Most teams measure the outcome of support — was the customer satisfied, did the ticket close fast — and almost never measure the work itself. That gap is where quality assurance lives. QA is the discipline of reading actual replies, scoring them against a shared standard, and feeding what you learn back into coaching. Done well, it is the single fastest way to make an entire team's writing better. Done badly, it becomes a surveillance ritual everyone resents. The difference is almost entirely in how you design the scorecard and what you do with the results.

Why CSAT can't do this job

A CSAT survey tells you a customer was dissatisfied. It does not tell you that the agent answered the wrong question, buried the fix under three paragraphs of apology, or promised a refund the policy doesn't allow. Worse, CSAT is biased toward outcome: a customer who got bad news politely delivered will often score low, and a customer who got a wrong answer they liked will score high. You cannot coach an agent on "the customer was sad." You can coach them on "you skipped the diagnostic question and guessed."
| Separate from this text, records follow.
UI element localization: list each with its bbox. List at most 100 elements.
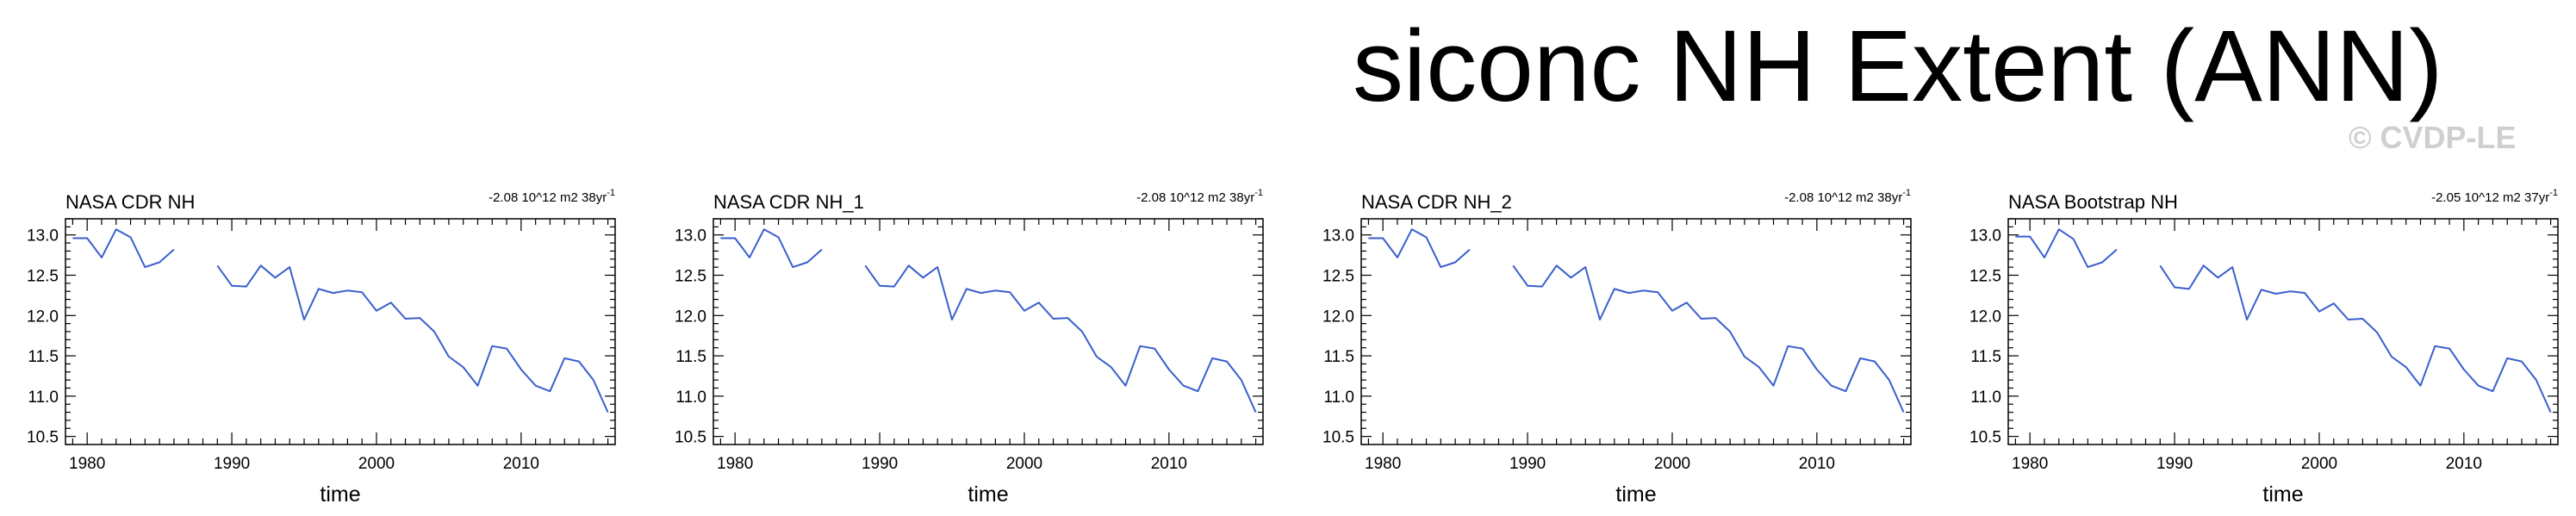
- data-point: [864, 264, 866, 266]
- data-point: [1831, 385, 1832, 387]
- watermark: © CVDP-LE: [2349, 120, 2517, 155]
- trend-label-text: -2.08 10^12 m2 38yr: [1784, 190, 1902, 205]
- data-point: [1556, 264, 1558, 266]
- data-point: [1168, 369, 1170, 370]
- data-point: [1139, 345, 1141, 347]
- data-point: [1701, 318, 1702, 320]
- data-point: [303, 319, 305, 320]
- data-point: [231, 285, 233, 287]
- y-tick-label: 10.5: [1322, 429, 1354, 447]
- data-point: [607, 412, 609, 413]
- data-point: [2391, 356, 2392, 357]
- data-point: [2217, 277, 2218, 278]
- data-point: [922, 277, 924, 278]
- x-tick-label: 1980: [69, 455, 105, 473]
- series-line: [864, 264, 1257, 413]
- data-point: [1628, 292, 1630, 294]
- data-point: [1845, 390, 1846, 392]
- data-point: [821, 249, 823, 251]
- data-point: [1657, 291, 1658, 293]
- data-point: [1081, 331, 1083, 333]
- series-line: [2159, 264, 2552, 413]
- data-point: [1053, 318, 1055, 320]
- data-point: [2014, 236, 2016, 238]
- y-tick-label: 12.0: [675, 308, 706, 326]
- data-point: [419, 317, 420, 319]
- data-point: [792, 266, 793, 268]
- data-point: [1874, 361, 1876, 363]
- data-point: [2116, 249, 2118, 251]
- trend-label: -2.08 10^12 m2 38yr-1: [1784, 188, 1911, 205]
- data-point: [448, 356, 450, 357]
- data-point: [1009, 291, 1011, 293]
- data-point: [2536, 379, 2537, 381]
- data-point: [1671, 310, 1673, 312]
- y-tick-label: 13.0: [1969, 227, 2001, 246]
- data-point: [1570, 277, 1571, 278]
- data-point: [1197, 390, 1198, 392]
- y-tick-label: 11.0: [1970, 389, 2001, 407]
- y-tick-label: 11.5: [675, 348, 706, 366]
- data-point: [2318, 311, 2320, 313]
- series-line: [1512, 264, 1905, 413]
- x-tick-label: 2000: [1006, 455, 1042, 473]
- chart-panel-3: NASA CDR NH_2 -2.08 10^12 m2 38yr-1 13.0 12…: [1322, 188, 1912, 507]
- data-point: [1714, 317, 1716, 319]
- data-point: [1773, 385, 1775, 387]
- y-tick-label: 12.0: [27, 308, 59, 326]
- x-tick-label: 1980: [2012, 455, 2048, 473]
- data-point: [1038, 302, 1040, 303]
- data-point: [578, 361, 580, 363]
- chart-panel-2: NASA CDR NH_1 -2.08 10^12 m2 38yr-1 13.0 12…: [675, 188, 1264, 507]
- data-point: [908, 264, 910, 266]
- data-point: [1744, 356, 1745, 357]
- data-point: [2261, 289, 2262, 290]
- data-point: [2159, 264, 2161, 266]
- plot-frame: [712, 218, 1264, 445]
- data-point: [361, 291, 363, 293]
- data-point: [130, 237, 132, 239]
- data-point: [72, 238, 73, 239]
- data-point: [246, 286, 247, 288]
- data-point: [1183, 385, 1185, 387]
- data-point: [1787, 345, 1789, 347]
- data-point: [980, 292, 982, 294]
- data-point: [491, 345, 493, 347]
- x-tick-label: 2010: [1151, 455, 1187, 473]
- data-point: [749, 257, 750, 258]
- data-point: [2246, 319, 2248, 320]
- data-point: [1584, 266, 1586, 268]
- plot-frame: [1360, 218, 1912, 445]
- chart-panel-1: NASA CDR NH -2.08 10^12 m2 38yr-1 13.0 12.5…: [27, 188, 616, 507]
- data-point: [1397, 257, 1398, 258]
- series-line: [1368, 228, 1471, 269]
- data-point: [333, 292, 334, 294]
- x-tick-label: 2000: [358, 455, 395, 473]
- y-tick-label: 10.5: [675, 429, 706, 447]
- data-point: [1816, 369, 1818, 370]
- y-tick-label: 13.0: [1322, 227, 1354, 246]
- data-point: [1125, 385, 1127, 387]
- data-point: [216, 264, 218, 266]
- data-point: [1440, 266, 1441, 268]
- y-tick-label: 12.5: [27, 268, 59, 286]
- plot-frame: [2007, 218, 2559, 445]
- trend-label-superscript: -1: [2549, 188, 2558, 198]
- data-point: [1758, 366, 1760, 368]
- data-point: [1024, 310, 1025, 312]
- data-point: [2289, 290, 2291, 292]
- data-point: [549, 390, 551, 392]
- data-point: [2073, 238, 2075, 239]
- x-axis-label: time: [2262, 482, 2303, 507]
- data-point: [477, 385, 479, 387]
- x-axis-label: time: [320, 482, 360, 507]
- y-tick-label: 10.5: [27, 429, 59, 447]
- x-tick-label: 2010: [503, 455, 539, 473]
- data-point: [115, 228, 117, 230]
- data-point: [318, 288, 320, 289]
- data-point: [1411, 228, 1413, 230]
- data-point: [2275, 293, 2277, 295]
- x-tick-label: 1990: [862, 455, 898, 473]
- series-line: [2015, 228, 2118, 269]
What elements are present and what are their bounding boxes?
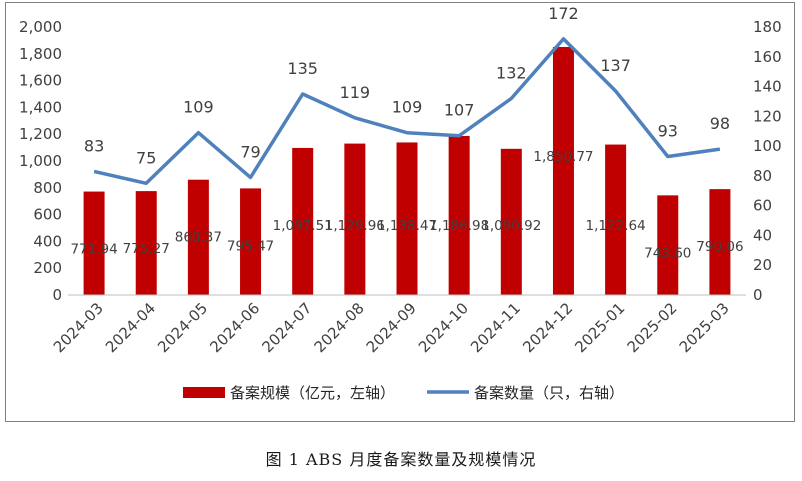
chart-frame: 0 200 400 600 800 1,000 1,200 1,400 1,600 1,800 2,… [5,2,795,422]
legend-bar-label: 备案规模（亿元，左轴） [230,384,395,402]
left-axis-tick: 1,000 [19,152,62,170]
line-value-label: 119 [340,83,371,102]
left-axis-tick: 200 [33,259,62,277]
right-axis-tick: 120 [753,107,782,125]
line-value-label: 132 [496,63,527,82]
bar-value-label: 1,129.96 [325,218,385,234]
bar-value-label: 1,097.51 [273,218,333,234]
bar-value-label: 1,090.92 [481,218,541,234]
left-axis-tick: 800 [33,179,62,197]
line-value-label: 137 [600,56,631,75]
bar [187,179,209,295]
bar [344,143,366,295]
line-value-label: 83 [84,136,104,155]
x-axis-tick: 2024-08 [311,299,368,356]
right-axis-tick: 100 [753,137,782,155]
bar-value-label: 743.60 [644,245,691,261]
bar-value-label: 1,850.77 [533,149,593,165]
bar-value-label: 775.27 [123,241,170,257]
bar [709,189,731,295]
bar [657,195,679,295]
legend: 备案规模（亿元，左轴） 备案数量（只，右轴） [183,384,624,402]
bar-value-labels: 771.94 775.27 860.37 795.47 1,097.511,129.96… [70,149,743,261]
figure-caption: 图 1 ABS 月度备案数量及规模情况 [265,450,537,469]
line-value-label: 109 [183,98,214,117]
line-value-label: 107 [444,101,475,120]
line-value-label: 172 [548,4,579,23]
legend-bar-swatch [183,387,225,398]
left-axis-tick: 2,000 [19,18,62,36]
bar-value-label: 1,138.47 [377,218,437,234]
bar [500,148,522,295]
left-axis-tick: 400 [33,232,62,250]
bar-value-label: 771.94 [70,242,117,258]
x-axis-tick: 2024-11 [467,299,524,356]
line-value-label: 98 [710,114,730,133]
bar-series [83,46,731,295]
right-axis-tick: 80 [753,167,772,185]
x-axis-tick: 2024-07 [258,299,315,356]
bar [240,188,262,295]
bar [396,142,418,295]
line-value-labels: 83 75 109 79 135 119 109 107 132 172 137 93 98 [84,4,730,167]
x-axis-ticks: 2024-032024-042024-052024-062024-072024-… [50,299,733,356]
left-axis-tick: 600 [33,206,62,224]
x-axis-tick: 2025-03 [676,299,733,356]
x-axis-tick: 2024-12 [519,299,576,356]
left-axis-tick: 1,400 [19,98,62,116]
right-axis-tick: 40 [753,226,772,244]
bar-value-label: 1,186.98 [429,218,489,234]
x-axis-tick: 2025-01 [571,299,628,356]
line-value-label: 109 [392,98,423,117]
right-axis-tick: 0 [753,286,763,304]
left-axis-tick: 1,200 [19,125,62,143]
left-axis-tick: 1,600 [19,72,62,90]
bar [448,135,470,295]
bar [605,144,627,295]
bar-value-label: 795.47 [227,238,274,254]
bar [135,191,157,295]
x-axis-tick: 2024-06 [206,299,263,356]
right-axis-tick: 60 [753,197,772,215]
right-axis-tick: 140 [753,78,782,96]
x-axis-tick: 2024-09 [363,299,420,356]
bar [83,191,105,295]
line-value-label: 135 [287,59,318,78]
left-axis-tick: 1,800 [19,45,62,63]
bar-value-label: 860.37 [175,230,222,246]
x-axis-tick: 2024-04 [102,299,159,356]
x-axis-tick: 2025-02 [624,299,681,356]
right-axis-tick: 160 [753,48,782,66]
right-axis-tick: 180 [753,18,782,36]
legend-line-label: 备案数量（只，右轴） [474,384,624,402]
x-axis-tick: 2024-03 [50,299,107,356]
left-axis-tick: 0 [52,286,62,304]
line-series [93,37,721,186]
x-axis-tick: 2024-05 [154,299,211,356]
bar [292,147,314,295]
left-axis-ticks: 0 200 400 600 800 1,000 1,200 1,400 1,600 1,800 2,… [19,18,62,304]
line-value-label: 79 [240,142,260,161]
bar-value-label: 1,122.64 [586,218,646,234]
line-value-label: 75 [136,148,156,167]
line-value-label: 93 [658,122,678,141]
bar [552,46,574,295]
combo-chart: 02004006008001,0001,2001,4001,6001,8002,… [19,4,782,402]
bar-value-label: 790.06 [696,239,743,255]
right-axis-tick: 20 [753,256,772,274]
right-axis-ticks: 0 20 40 60 80 100 120 140 160 180 [753,18,782,304]
x-axis-tick: 2024-10 [415,299,472,356]
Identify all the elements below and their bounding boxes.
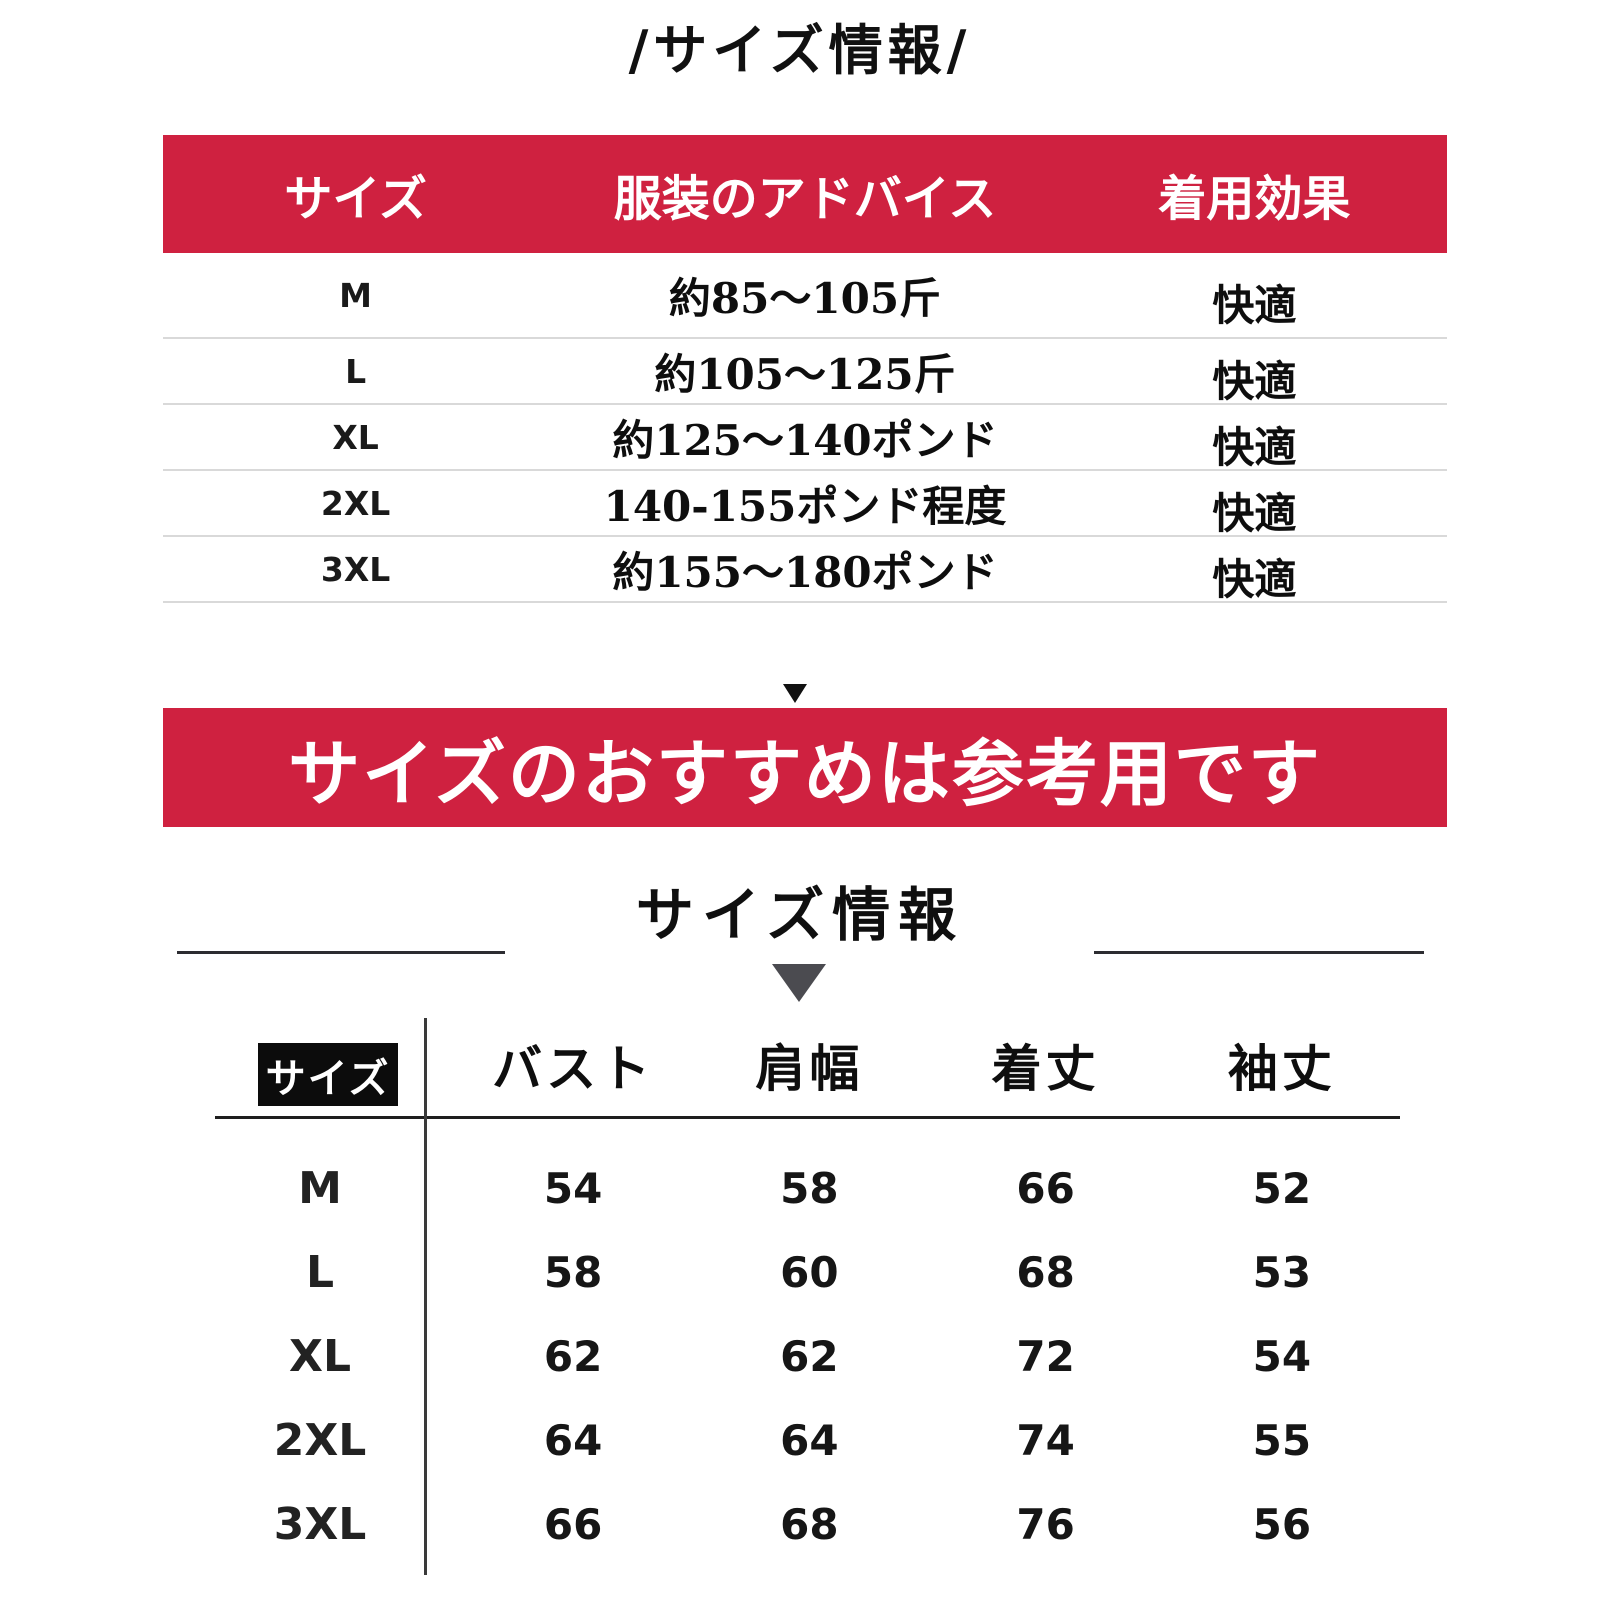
measurement-section-title: サイズ情報	[635, 881, 965, 949]
row-values: 66 68 76 56	[425, 1500, 1400, 1549]
size-corner-label: サイズ	[258, 1043, 398, 1106]
row-values: 62 62 72 54	[425, 1332, 1400, 1381]
measurement-table-row: L 58 60 68 53	[215, 1230, 1400, 1314]
size-advice-table: サイズ 服装のアドバイス 着用効果 M 約85〜105斤 快適 L 約105〜1…	[163, 135, 1447, 604]
advice-header-advice: 服装のアドバイス	[613, 171, 997, 227]
notice-banner: サイズのおすすめは参考用です	[163, 708, 1447, 827]
shoulder-value: 58	[780, 1163, 839, 1213]
bust-value: 66	[543, 1499, 603, 1549]
bust-value: 54	[543, 1163, 603, 1213]
shoulder-value: 60	[780, 1247, 839, 1297]
row-values: 58 60 68 53	[425, 1248, 1400, 1297]
size-label: XL	[289, 1330, 351, 1382]
down-arrow-icon	[783, 684, 807, 703]
advice-table-row: XL 約125〜140ポンド 快適	[163, 405, 1447, 472]
advice-table-body: M 約85〜105斤 快適 L 約105〜125斤 快適 XL 約125〜140…	[163, 253, 1447, 604]
row-values: 54 58 66 52	[425, 1164, 1400, 1213]
header-length: 着丈	[991, 1038, 1100, 1098]
effect-text: 快適	[1212, 280, 1297, 330]
shoulder-value: 64	[780, 1415, 839, 1465]
measurement-table-row: M 54 58 66 52	[215, 1146, 1400, 1230]
size-label: 3XL	[273, 1498, 367, 1550]
length-value: 76	[1016, 1499, 1075, 1549]
sleeve-value: 53	[1252, 1247, 1312, 1297]
bust-value: 64	[543, 1415, 603, 1465]
size-label: 2XL	[273, 1414, 367, 1466]
notice-banner-text: サイズのおすすめは参考用です	[288, 731, 1322, 816]
effect-text: 快適	[1212, 356, 1297, 406]
advice-header-size: サイズ	[284, 171, 427, 227]
row-values: 64 64 74 55	[425, 1416, 1400, 1465]
shoulder-value: 62	[780, 1331, 839, 1381]
advice-text: 約85〜105斤	[668, 273, 942, 323]
size-label: L	[345, 351, 367, 391]
size-label: 3XL	[320, 549, 391, 589]
bust-value: 62	[543, 1331, 603, 1381]
left-divider-line	[177, 951, 505, 954]
length-value: 72	[1016, 1331, 1075, 1381]
measurement-table-row: 3XL 66 68 76 56	[215, 1482, 1400, 1566]
length-value: 68	[1016, 1247, 1075, 1297]
size-label: M	[339, 275, 373, 315]
sleeve-value: 54	[1252, 1331, 1312, 1381]
measurement-table-row: 2XL 64 64 74 55	[215, 1398, 1400, 1482]
advice-text: 140-155ポンド程度	[603, 481, 1007, 531]
bust-value: 58	[543, 1247, 603, 1297]
size-label: XL	[332, 417, 379, 457]
advice-table-row: M 約85〜105斤 快適	[163, 253, 1447, 339]
measurement-table-header: バスト 肩幅 着丈 袖丈	[455, 1022, 1400, 1107]
header-sleeve: 袖丈	[1227, 1038, 1336, 1098]
length-value: 66	[1016, 1163, 1075, 1213]
header-shoulder: 肩幅	[755, 1038, 864, 1098]
advice-text: 約125〜140ポンド	[612, 415, 998, 465]
sleeve-value: 52	[1252, 1163, 1312, 1213]
advice-table-row: 2XL 140-155ポンド程度 快適	[163, 471, 1447, 538]
effect-text: 快適	[1212, 422, 1297, 472]
advice-table-header: サイズ 服装のアドバイス 着用効果	[163, 135, 1447, 253]
measurement-table-body: M 54 58 66 52 L 58 60 68 53 XL	[215, 1146, 1400, 1566]
header-underline	[215, 1116, 1400, 1119]
advice-table-row: L 約105〜125斤 快適	[163, 339, 1447, 406]
measurement-table-row: XL 62 62 72 54	[215, 1314, 1400, 1398]
table-vertical-line	[424, 1018, 427, 1575]
size-label: 2XL	[320, 483, 391, 523]
header-bust: バスト	[492, 1038, 655, 1098]
right-divider-line	[1094, 951, 1424, 954]
advice-text: 約105〜125斤	[654, 349, 956, 399]
effect-text: 快適	[1212, 488, 1297, 538]
effect-text: 快適	[1212, 554, 1297, 604]
advice-text: 約155〜180ポンド	[612, 547, 998, 597]
down-triangle-icon	[772, 964, 826, 1002]
shoulder-value: 68	[780, 1499, 839, 1549]
length-value: 74	[1016, 1415, 1075, 1465]
advice-header-effect: 着用効果	[1158, 171, 1351, 227]
advice-table-row: 3XL 約155〜180ポンド 快適	[163, 537, 1447, 604]
size-label: L	[305, 1246, 335, 1298]
sleeve-value: 56	[1252, 1499, 1312, 1549]
sleeve-value: 55	[1252, 1415, 1312, 1465]
size-label: M	[298, 1162, 342, 1214]
page-title: /サイズ情報/	[628, 18, 972, 82]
QA closes that loop. It looks at the conversation independent of the customer's mood and asks: given what this agent knew, was this a good reply? That is a question only another human reading the transcript can answer.

What a scorecard should actually measure

Resist the urge to score twenty things. A scorecard that takes fifteen minutes per ticket will never get used at volume. The strongest scorecards cluster into three buckets:

Resolution — did we actually solve it?

  • Was the customer's real question identified (not just the literal one they typed)?
  • Was the answer correct and complete?
  • Did the agent confirm the fix or leave it dangling?

Communication — was it clear and human?

  • Did the opening prove the agent read the message, or was it a generic canned greeting?
  • Is the reply scannable, or a wall of text?
  • Right tone for the situation — not chirpy at an angry customer, not cold at a confused one?

Process — did we follow the rules that matter?

  • Correct tags, priority, and status set?
  • Policy followed on refunds, security, and account changes?
  • Escalated at the right moment, or held too long?

Each item is a simple yes / no / partial. Avoid 1–10 sliders; reviewers won't agree on what a 7 means, and the false precision hides disagreement instead of surfacing it.

Sample, don't audit everything

You cannot review every ticket, and you shouldn't try. A representative sample tells you what you need to know. A workable cadence for a small team:

  • 2–4 tickets per agent per week, chosen to cover a range of ticket types — not just the easy ones, not just the disasters.
  • Every reopened ticket and every low CSAT. These are your highest-signal cases; something went wrong and the transcript will tell you what.
  • A rotating focus. One week look hard at tone, the next at technical accuracy. You'll see patterns a flat sample misses.

The goal is a stable read on quality over time, not a complete census. If your sampled score and your CSAT and reopen rate all point the same direction, your sample is big enough.

Calibrate, or your scores are noise

The fastest way to kill a QA program is to have two reviewers score the same ticket 60% and 95%. Agents lose all faith the moment they realize the grade depends on who graded it.

Fix this with calibration sessions: every few weeks, have all reviewers independently score the same two or three tickets, then compare and argue out the differences. You are not trying to make everyone score identically — you are trying to make sure you all mean the same thing by "incomplete answer" or "wrong tone." Write the resolved definitions into the scorecard as one-line examples. A rubric without examples is just a list of adjectives.

The score is the conversation starter, not the verdict

Here is the part teams get wrong: they treat the QA number as a grade and staple it to performance reviews. The instant QA scores feed compensation or rankings, agents start gaming them and stop taking risks — and the honest coaching conversation dies.

Use QA the other way around. The score exists to start a conversation:

  • Share the review with the agent, with specifics. "This reply was accurate but you opened with a macro — the customer described a very specific situation and it read like a form letter. Here's a one-line opener that would have landed."
  • Celebrate the great ones. A reviewer who only ever flags problems trains the team to see QA as punishment. Pull out an excellent reply and show the whole team why it worked.
  • Watch for systemic misses. If six agents all skip the same diagnostic step, that is not six coaching problems — it is a missing KB article or a broken macro. Fix the system, not the people.

Wire QA back into the rest of the operation

A QA program that lives in a spreadsheet nobody links to is wasted effort. The findings should flow outward:

  • Repeated wrong answers → update the KB and the saved replies.
  • Repeated tone misses on a topic → a coaching theme for the week, or a macro rewrite.
  • Repeated late escalations → revisit your escalation criteria; they may be too vague.

QA is the feedback loop that connects what customers experience to what your team actually does at the keyboard. CSAT tells you something is wrong; QA tells you exactly what, and exactly whom to help.

The honest test

A healthy QA program occasionally tells a manager something uncomfortable: that the team's "best" agent by volume is fast because they close tickets half-answered, or that a quiet agent writes the clearest replies on the team. If your QA scores only ever confirm what you already believed, your scorecard is too easy or your sample is too kind. The point is not to generate a number for a dashboard — it is to read the work honestly and make the next reply better than the last.